Самое удивительное — детали. Едва заметный штрих на маминой скуле — от носа к уху, будто кто-то черкнул карандашом и тут же стёр. Его не было, когда они уезжали в эвакуацию и видели голубую насыпь. Потом штрих будет становиться всё глубже, заметнее, пока не станет, как шрам. И из-за него будет в ней нечто от стареющей актрисы. Но это потом, а пока лишь еле заметный штрих на щеке, и мамин запах, и ещё запах жареного лука в вагоне — Яна слышит, как шипит на буржуйке сковородка. А на столике газета — та, военная. Но Яна ещё не умеет читать. Иоанна может только повторять себя, ту Яну. Никаких отступлений, актриса. Нет, кукла, марионетка, которую дёргает за ниточку прошлое, никакой свободы воли.

Москва. Господи, Москва. 43-го. Кажется, они приехали на Казанский. Ну да. Комсомольская площадь. Очень мало машин, допотопные модели, всё больше чёрные. Еле ползут и гудят вовсю. Девушки в длинных приталенных пиджаках, стриженые или с высокими чубами, с локонами, падающими на квадратные плечи пиджаков. Да не спеши ты, мама! Идём через стихийную толкучку, торгуют хлебом, американской тушенкой, тряпьём, петушками на палочках. Подкатывает трамвай. Глубокоуважаемый вагоноуважатый… Вскочить бы сейчас на подножку, и к Каланчёвке, по Садовому, к Центру. Побродить по той Москве!

За спиной у мамы рюкзак, в руках по чемодану. Яне приказано держаться за хлястик пальто. И так бегом; через площадь к другому вокзалу. До их станции поезд идет около часа, а там пешком двадцать минут до их дома с почтовым ящиком на двери. Яна хнычет, требуя обещанного мороженого. Мама покупает. Полное разочарование. Это никакое не мороженое, а холодный кусок шоколада на палочке. Яна помнит мороженое в бумажном широком стаканчике, белое, с ванильным вкусом, помнит даже лопаточку.

Мама, наконец, не выдерживает. Получив тумака, глотая слезы, Яна вгрызается в шоколадку, исходя из принципа «лучше что-то, чем ничего». И тут же блаженно замирает, ощутив на языке, под хрусткой шоколадной корочкой «то самое», довоенное.

Наверное, у всех детей войны столько волшебных воспоминаний связано с едой.
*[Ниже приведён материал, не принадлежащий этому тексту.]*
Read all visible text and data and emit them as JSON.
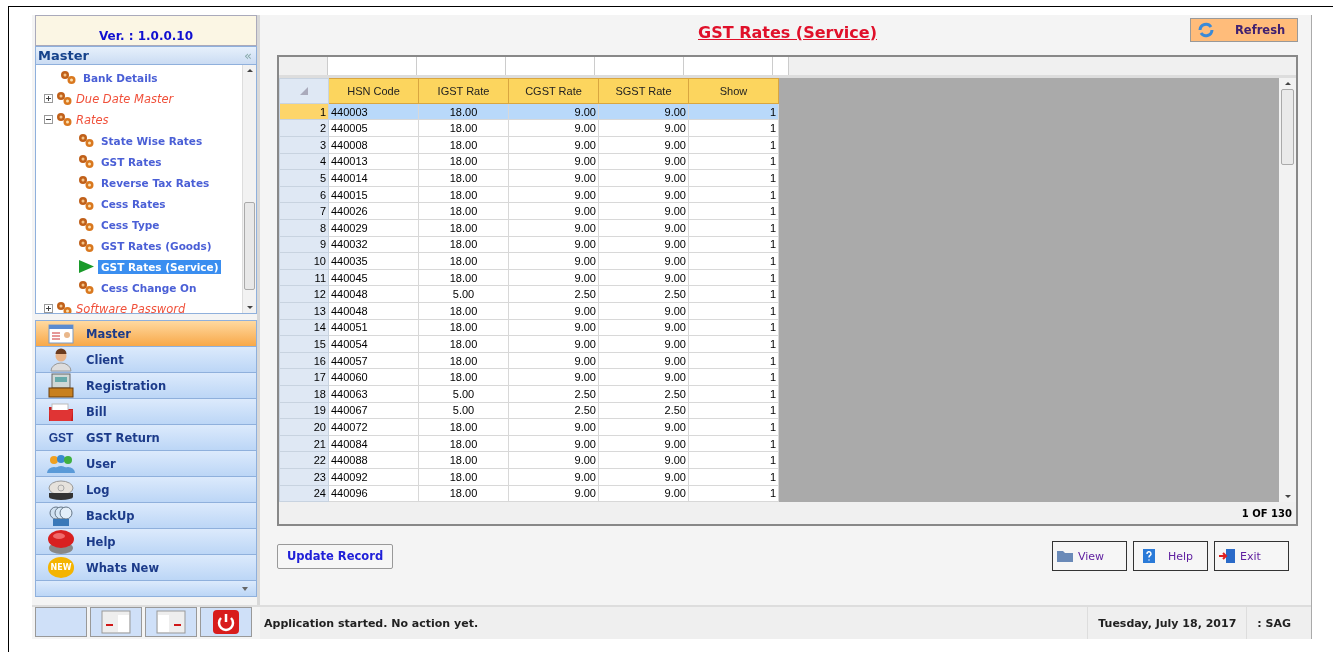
{
  "sidebar": {
    "version": "Ver. : 1.0.0.10",
    "panel_title": "Master",
    "collapse_glyph": "«",
    "tree": [
      {
        "children": [
          {
            "label": "Bank Details",
            "selected": false
          }
        ]
      },
      {
        "label": "Due Date Master",
        "kind": "folder",
        "expanded": false
      },
      {
        "label": "Rates",
        "kind": "folder",
        "expanded": true,
        "children": [
          {
            "label": "State Wise Rates",
            "selected": false
          },
          {
            "label": "GST Rates",
            "selected": false
          },
          {
            "label": "Reverse Tax Rates",
            "selected": false
          },
          {
            "label": "Cess Rates",
            "selected": false
          },
          {
            "label": "Cess Type",
            "selected": false
          },
          {
            "label": "GST Rates (Goods)",
            "selected": false
          },
          {
            "label": "GST Rates (Service)",
            "selected": true
          },
          {
            "label": "Cess Change On",
            "selected": false
          }
        ]
      },
      {
        "label": "Software Password",
        "kind": "folder",
        "expanded": false
      }
    ],
    "nav": [
      {
        "label": "Master",
        "selected": true
      },
      {
        "label": "Client",
        "selected": false
      },
      {
        "label": "Registration",
        "selected": false
      },
      {
        "label": "Bill",
        "selected": false
      },
      {
        "label": "GST Return",
        "selected": false,
        "badge": "GST"
      },
      {
        "label": "User",
        "selected": false
      },
      {
        "label": "Log",
        "selected": false
      },
      {
        "label": "BackUp",
        "selected": false
      },
      {
        "label": "Help",
        "selected": false
      },
      {
        "label": "Whats New",
        "selected": false,
        "badge": "NEW"
      }
    ]
  },
  "main": {
    "title": "GST Rates (Service)",
    "refresh_button": "Refresh",
    "table": {
      "columns": [
        "HSN Code",
        "IGST Rate",
        "CGST Rate",
        "SGST Rate",
        "Show"
      ],
      "rows": [
        {
          "num": "1",
          "cells": [
            "440003",
            "18.00",
            "9.00",
            "9.00",
            "1"
          ],
          "selected": true
        },
        {
          "num": "2",
          "cells": [
            "440005",
            "18.00",
            "9.00",
            "9.00",
            "1"
          ],
          "selected": false
        },
        {
          "num": "3",
          "cells": [
            "440008",
            "18.00",
            "9.00",
            "9.00",
            "1"
          ],
          "selected": false
        },
        {
          "num": "4",
          "cells": [
            "440013",
            "18.00",
            "9.00",
            "9.00",
            "1"
          ],
          "selected": false
        },
        {
          "num": "5",
          "cells": [
            "440014",
            "18.00",
            "9.00",
            "9.00",
            "1"
          ],
          "selected": false
        },
        {
          "num": "6",
          "cells": [
            "440015",
            "18.00",
            "9.00",
            "9.00",
            "1"
          ],
          "selected": false
        },
        {
          "num": "7",
          "cells": [
            "440026",
            "18.00",
            "9.00",
            "9.00",
            "1"
          ],
          "selected": false
        },
        {
          "num": "8",
          "cells": [
            "440029",
            "18.00",
            "9.00",
            "9.00",
            "1"
          ],
          "selected": false
        },
        {
          "num": "9",
          "cells": [
            "440032",
            "18.00",
            "9.00",
            "9.00",
            "1"
          ],
          "selected": false
        },
        {
          "num": "10",
          "cells": [
            "440035",
            "18.00",
            "9.00",
            "9.00",
            "1"
          ],
          "selected": false
        },
        {
          "num": "11",
          "cells": [
            "440045",
            "18.00",
            "9.00",
            "9.00",
            "1"
          ],
          "selected": false
        },
        {
          "num": "12",
          "cells": [
            "440048",
            "5.00",
            "2.50",
            "2.50",
            "1"
          ],
          "selected": false
        },
        {
          "num": "13",
          "cells": [
            "440048",
            "18.00",
            "9.00",
            "9.00",
            "1"
          ],
          "selected": false
        },
        {
          "num": "14",
          "cells": [
            "440051",
            "18.00",
            "9.00",
            "9.00",
            "1"
          ],
          "selected": false
        },
        {
          "num": "15",
          "cells": [
            "440054",
            "18.00",
            "9.00",
            "9.00",
            "1"
          ],
          "selected": false
        },
        {
          "num": "16",
          "cells": [
            "440057",
            "18.00",
            "9.00",
            "9.00",
            "1"
          ],
          "selected": false
        },
        {
          "num": "17",
          "cells": [
            "440060",
            "18.00",
            "9.00",
            "9.00",
            "1"
          ],
          "selected": false
        },
        {
          "num": "18",
          "cells": [
            "440063",
            "5.00",
            "2.50",
            "2.50",
            "1"
          ],
          "selected": false
        },
        {
          "num": "19",
          "cells": [
            "440067",
            "5.00",
            "2.50",
            "2.50",
            "1"
          ],
          "selected": false
        },
        {
          "num": "20",
          "cells": [
            "440072",
            "18.00",
            "9.00",
            "9.00",
            "1"
          ],
          "selected": false
        },
        {
          "num": "21",
          "cells": [
            "440084",
            "18.00",
            "9.00",
            "9.00",
            "1"
          ],
          "selected": false
        },
        {
          "num": "22",
          "cells": [
            "440088",
            "18.00",
            "9.00",
            "9.00",
            "1"
          ],
          "selected": false
        },
        {
          "num": "23",
          "cells": [
            "440092",
            "18.00",
            "9.00",
            "9.00",
            "1"
          ],
          "selected": false
        },
        {
          "num": "24",
          "cells": [
            "440096",
            "18.00",
            "9.00",
            "9.00",
            "1"
          ],
          "selected": false
        }
      ],
      "record_count": "1 OF 130"
    },
    "update_button": "Update Record",
    "buttons": [
      {
        "label": "View",
        "kind": "view"
      },
      {
        "label": "Help",
        "kind": "help"
      },
      {
        "label": "Exit",
        "kind": "exit"
      }
    ]
  },
  "status_bar": {
    "message": "Application started. No action yet.",
    "date": "Tuesday, July 18, 2017",
    "user": ": SAG"
  }
}
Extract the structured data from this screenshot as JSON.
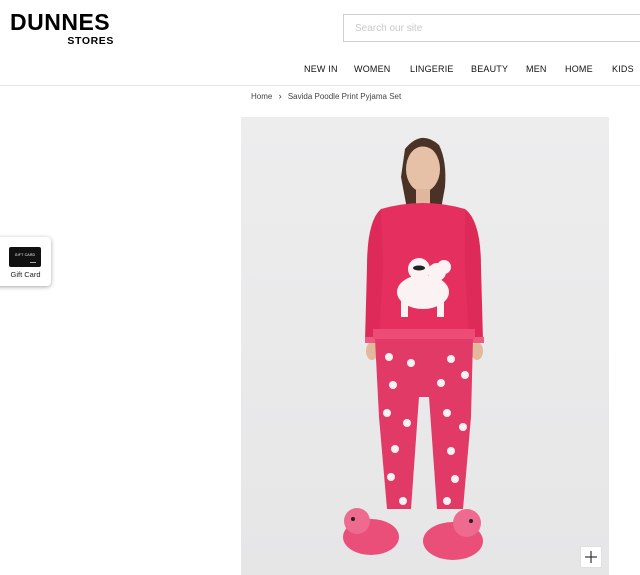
{
  "brand": {
    "name": "DUNNES",
    "sub": "STORES"
  },
  "search": {
    "placeholder": "Search our site",
    "value": ""
  },
  "nav": {
    "items": [
      {
        "label": "NEW IN"
      },
      {
        "label": "WOMEN"
      },
      {
        "label": "LINGERIE"
      },
      {
        "label": "BEAUTY"
      },
      {
        "label": "MEN"
      },
      {
        "label": "HOME"
      },
      {
        "label": "KIDS"
      }
    ]
  },
  "breadcrumb": {
    "home": "Home",
    "current": "Savida Poodle Print Pyjama Set"
  },
  "gift_card": {
    "label": "Gift Card",
    "card_text": "GIFT CARD"
  },
  "product": {
    "image_icon": "product-photo",
    "zoom_icon": "plus-icon"
  },
  "colors": {
    "pyjama_pink": "#e5305f",
    "background": "#ececed",
    "text": "#111111"
  }
}
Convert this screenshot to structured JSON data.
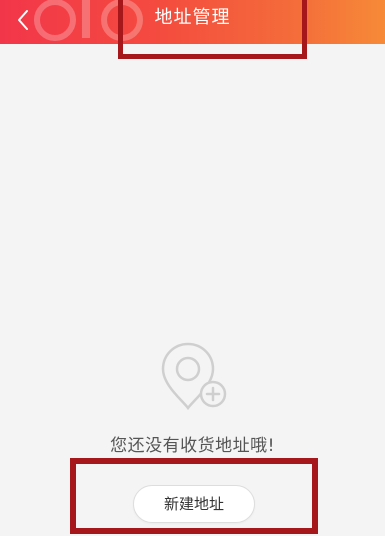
{
  "header": {
    "title": "地址管理",
    "back_icon": "chevron-left-icon",
    "gradient_start": "#f2364a",
    "gradient_end": "#f68a38"
  },
  "empty_state": {
    "icon": "location-pin-add-icon",
    "message": "您还没有收货地址哦!"
  },
  "actions": {
    "new_address_label": "新建地址"
  },
  "annotations": {
    "highlight_color": "#a5171a"
  }
}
Яна сидит на чемоданах. Липкая, тающая, ванильная, сладкая. Вся в мороженом, сама — одно сплошное мороженое. Мама ушла брать билеты. Через двадцать минут поезд. Поезд в детство.

У неё было удивительное прекрасное детство. Или это тоже особенность, привилегия детей войны? У них всего было мало — хлеба, одежды, игрушек, развлечений, но именно поэтому они умели по-настоящему радоваться малому. Новому платью, перешитому из старого маминого, конфете, бутылке лимонада, рыночному бумажному мячику на резинке. И уж как у них работала фантазия, наделяя это «малое» всеми атрибутами необходимого детству волшебства, значительности, многозначности!

Эти сказочные елки с самодельными флажками и клочками старого ватина на ветках, самодеятельные концерты с непременным хором /«Варяг» и «Артиллеристы, Сталин дал приказ», пляской «Яблочко» и «Светит месяц»/, с декламацией; «И улетел суровый, и стал фашистов бить, а сестры в туфлях новых пошли себе ходить»… Сейчас смешно, а тогда… Какими замечательными казались эти стихи о суровом герое-лётчике и его мужественной сестрёнке Наде, которая, бросившись тушить «огненные бомбы» не пожалела новых туфелек. А велосипед, который в награду подарил ей вернувшийся «со славой» брат! Это были замечательные стихи.

А новогодние подарки! Три конфеты, два печенья, один мандарин и картинка, которую надо вырезать и повесить на ёлку, замечательные подарки.

Замечательное детство.

Их небольшой двухэтажный дом /восемь квартир, восемнадцать семей/ стоял на самой окраине городка, который тогда был скорее большим селом. Сразу же за домом — огороды, колхозный луг и колхозная смородина, пруд и лес, так что можно сказать, что у неё было деревенское детство, детство на лоне природы. Но деревенского этого «лона» тоже было мало. Ничего буйного, бескрайнего, пышного, необозримого. Редкий лесок, где она знала наизусть все деревья, овражки и поляны, но всё же это был настоящий лес, в котором чирикали птицы, в июле попадалась земляника, а с августа — грибы, который был то зелёным, то золотисто-багровым, то беззащитно-прозрачным, обнажённым, то торжественно белым, в зависимости от времени года. Правда, земляника в нём мерялась не банками, не стаканами, а соломинами, на которые ягоды нанизывались, как бусы. Грибы же — не вёдрами и корзинами, а штуками. Тот, кто находил боровик, становился героем дня. Счастьем было увидеть неизвестный цветок на лугу, бабочку-траурницу или «Павлиний глаз», стрекозу. Всего этого было мало, и потому особенно ценился и лес, и пруд / со своей купальней, с площадкой для ныряльщиков, со своим омутом — убежищем лягушек и пиявок/, и спуск к пруду, служивший зимой горкой, и ребристый неровный лёд на катке, когда пруд застывал, и единственная ива с толстой верёвкой, уцепившись за которую можно было летать над водой.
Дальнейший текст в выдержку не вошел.